1 min read.Updated: 31 Aug 2021, 02:09 PM ISTLivemint
On Friday, the company announced the acquisition of exclusive rights to aid development and provide medical services to a 500-bed hospital to be built on a 3.5-acre parcel in Saket through its wholly owned subsidiary, Alps Hospital Ltd
Max Healthcare Institute Ltd’s shares are up more than 5% on Tuesday during trading hours on the National Stock Exchange. With this, the stock of one of the country’s largest private healthcare providers, has now gained more than 15% in the past two days.
The reason for the excitement is simple. On Friday, the company announced the acquisition of exclusive rights to aid development and provide medical services to a 500-bed hospital to be built on a 3.5-acre parcel in Saket (South Delhi) through its wholly owned subsidiary, Alps Hospital Ltd.
Analysts have approved of this deal. “The deal is attractive both from a strategic and financial point of view and is a testament to the new management’s ability and intent to grow aggressively, but selectively," said analysts from HDFC Securities Institutional Equities in a report on 30 August.
Note that the land is situated between Max’s existing hospitals at Saket and Saket Smart (trust). This would allow seamless integration between its facilities.
“The acquisition makes Max Saket contiguous, which will turn into a 2,300-bed hospital complex once fully developed.

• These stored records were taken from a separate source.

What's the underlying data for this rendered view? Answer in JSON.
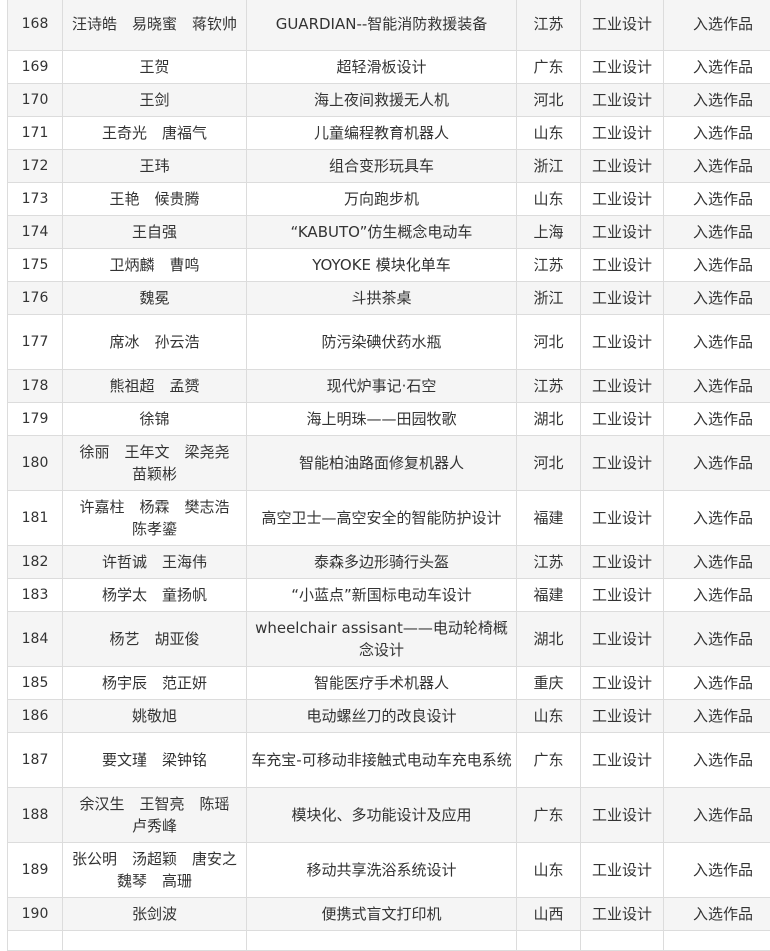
{
  "rows": [
    {
      "no": "168",
      "names": "汪诗皓　易晓蜜　蒋钦帅",
      "title": "GUARDIAN--智能消防救援装备",
      "province": "江苏",
      "category": "工业设计",
      "award": "入选作品"
    },
    {
      "no": "169",
      "names": "王贺",
      "title": "超轻滑板设计",
      "province": "广东",
      "category": "工业设计",
      "award": "入选作品"
    },
    {
      "no": "170",
      "names": "王剑",
      "title": "海上夜间救援无人机",
      "province": "河北",
      "category": "工业设计",
      "award": "入选作品"
    },
    {
      "no": "171",
      "names": "王奇光　唐福气",
      "title": "儿童编程教育机器人",
      "province": "山东",
      "category": "工业设计",
      "award": "入选作品"
    },
    {
      "no": "172",
      "names": "王玮",
      "title": "组合变形玩具车",
      "province": "浙江",
      "category": "工业设计",
      "award": "入选作品"
    },
    {
      "no": "173",
      "names": "王艳　候贵腾",
      "title": "万向跑步机",
      "province": "山东",
      "category": "工业设计",
      "award": "入选作品"
    },
    {
      "no": "174",
      "names": "王自强",
      "title": "“KABUTO”仿生概念电动车",
      "province": "上海",
      "category": "工业设计",
      "award": "入选作品"
    },
    {
      "no": "175",
      "names": "卫炳麟　曹鸣",
      "title": "YOYOKE 模块化单车",
      "province": "江苏",
      "category": "工业设计",
      "award": "入选作品"
    },
    {
      "no": "176",
      "names": "魏冕",
      "title": "斗拱茶桌",
      "province": "浙江",
      "category": "工业设计",
      "award": "入选作品"
    },
    {
      "no": "177",
      "names": "席冰　孙云浩",
      "title": "防污染碘伏药水瓶",
      "province": "河北",
      "category": "工业设计",
      "award": "入选作品"
    },
    {
      "no": "178",
      "names": "熊祖超　孟赟",
      "title": "现代炉事记·石空",
      "province": "江苏",
      "category": "工业设计",
      "award": "入选作品"
    },
    {
      "no": "179",
      "names": "徐锦",
      "title": "海上明珠——田园牧歌",
      "province": "湖北",
      "category": "工业设计",
      "award": "入选作品"
    },
    {
      "no": "180",
      "names": "徐丽　王年文　梁尧尧　苗颖彬",
      "title": "智能柏油路面修复机器人",
      "province": "河北",
      "category": "工业设计",
      "award": "入选作品"
    },
    {
      "no": "181",
      "names": "许嘉柱　杨霖　樊志浩　陈孝鎏",
      "title": "高空卫士—高空安全的智能防护设计",
      "province": "福建",
      "category": "工业设计",
      "award": "入选作品"
    },
    {
      "no": "182",
      "names": "许哲诚　王海伟",
      "title": "泰森多边形骑行头盔",
      "province": "江苏",
      "category": "工业设计",
      "award": "入选作品"
    },
    {
      "no": "183",
      "names": "杨学太　童扬帆",
      "title": "“小蓝点”新国标电动车设计",
      "province": "福建",
      "category": "工业设计",
      "award": "入选作品"
    },
    {
      "no": "184",
      "names": "杨艺　胡亚俊",
      "title": "wheelchair assisant——电动轮椅概念设计",
      "province": "湖北",
      "category": "工业设计",
      "award": "入选作品"
    },
    {
      "no": "185",
      "names": "杨宇辰　范正妍",
      "title": "智能医疗手术机器人",
      "province": "重庆",
      "category": "工业设计",
      "award": "入选作品"
    },
    {
      "no": "186",
      "names": "姚敬旭",
      "title": "电动螺丝刀的改良设计",
      "province": "山东",
      "category": "工业设计",
      "award": "入选作品"
    },
    {
      "no": "187",
      "names": "要文瑾　梁钟铭",
      "title": "车充宝-可移动非接触式电动车充电系统",
      "province": "广东",
      "category": "工业设计",
      "award": "入选作品"
    },
    {
      "no": "188",
      "names": "余汉生　王智亮　陈瑶　卢秀峰",
      "title": "模块化、多功能设计及应用",
      "province": "广东",
      "category": "工业设计",
      "award": "入选作品"
    },
    {
      "no": "189",
      "names": "张公明　汤超颖　唐安之　魏琴　高珊",
      "title": "移动共享洗浴系统设计",
      "province": "山东",
      "category": "工业设计",
      "award": "入选作品"
    },
    {
      "no": "190",
      "names": "张剑波",
      "title": "便携式盲文打印机",
      "province": "山西",
      "category": "工业设计",
      "award": "入选作品"
    }
  ]
}
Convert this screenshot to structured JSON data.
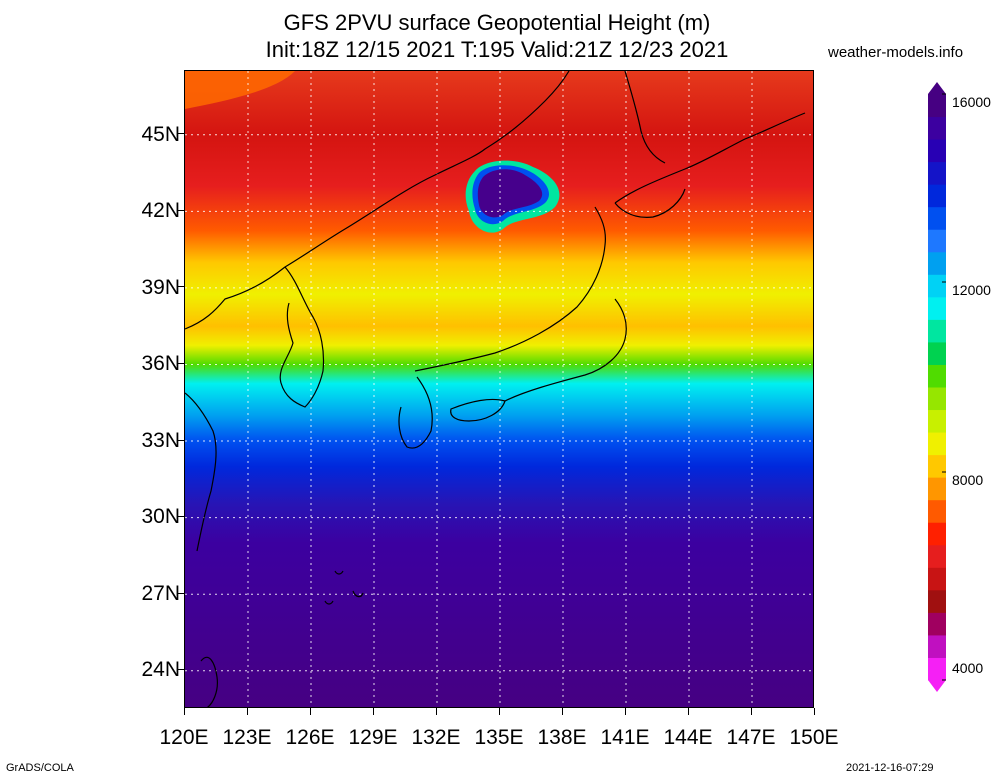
{
  "title_line1": "GFS 2PVU surface Geopotential Height (m)",
  "title_line2": "Init:18Z 12/15 2021 T:195 Valid:21Z 12/23 2021",
  "site": "weather-models.info",
  "footer_left": "GrADS/COLA",
  "footer_right": "2021-12-16-07:29",
  "map": {
    "lon_range": [
      120,
      150
    ],
    "lat_range": [
      22.5,
      47.5
    ],
    "lon_ticks": [
      "120E",
      "123E",
      "126E",
      "129E",
      "132E",
      "135E",
      "138E",
      "141E",
      "144E",
      "147E",
      "150E"
    ],
    "lat_ticks": [
      "45N",
      "42N",
      "39N",
      "36N",
      "33N",
      "30N",
      "27N",
      "24N"
    ],
    "lat_tick_values": [
      45,
      42,
      39,
      36,
      33,
      30,
      27,
      24
    ],
    "grid": true
  },
  "colorbar": {
    "labels": [
      "16000",
      "12000",
      "8000",
      "4000"
    ],
    "colors": [
      "#f520f5",
      "#c010c0",
      "#a00060",
      "#a01010",
      "#c81414",
      "#e61e1e",
      "#ff2000",
      "#ff5a00",
      "#ff9600",
      "#ffc800",
      "#f0f000",
      "#c8f000",
      "#96e600",
      "#50dc00",
      "#00d250",
      "#00e6a0",
      "#00f0f0",
      "#00d2f5",
      "#00a0f0",
      "#1e78ff",
      "#0050f0",
      "#0028dc",
      "#1414c8",
      "#2800b4",
      "#3c00a0",
      "#460082"
    ]
  }
}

With current operations fully optimized, a key challenge for Max is to find ways to deploy capital efficiently. We believe this expansion offers Max a great opportunity to deploy capital in an efficient manner," said analysts from Jefferies India Pvt. Ltd in a report on 29 August. Further, a larger hospital can host more departments, offering a more comprehensive care solution for patients.
Meanwhile, the company’s June quarter results (Q1FY22) were strong with the operating margin expanding to an all-time high of 27.2%. Non-covid bed occupancy in Q1 was robust during the quarter at nearly 84%. Overall bed occupancy stood at 80.8%.
With margin drivers in place, HDFC Securities forecasts strong growth of about 29% Ebitda CAGR over the next five years. Ebitda is earnings before interest, tax, depreciation, and amortization, a key measure of profitability for companies. CAGR is short for compound annual growth rate.
Even so, the substantial appreciation in Max Healthcare’s shares could well cap meaningful upsides in the near future.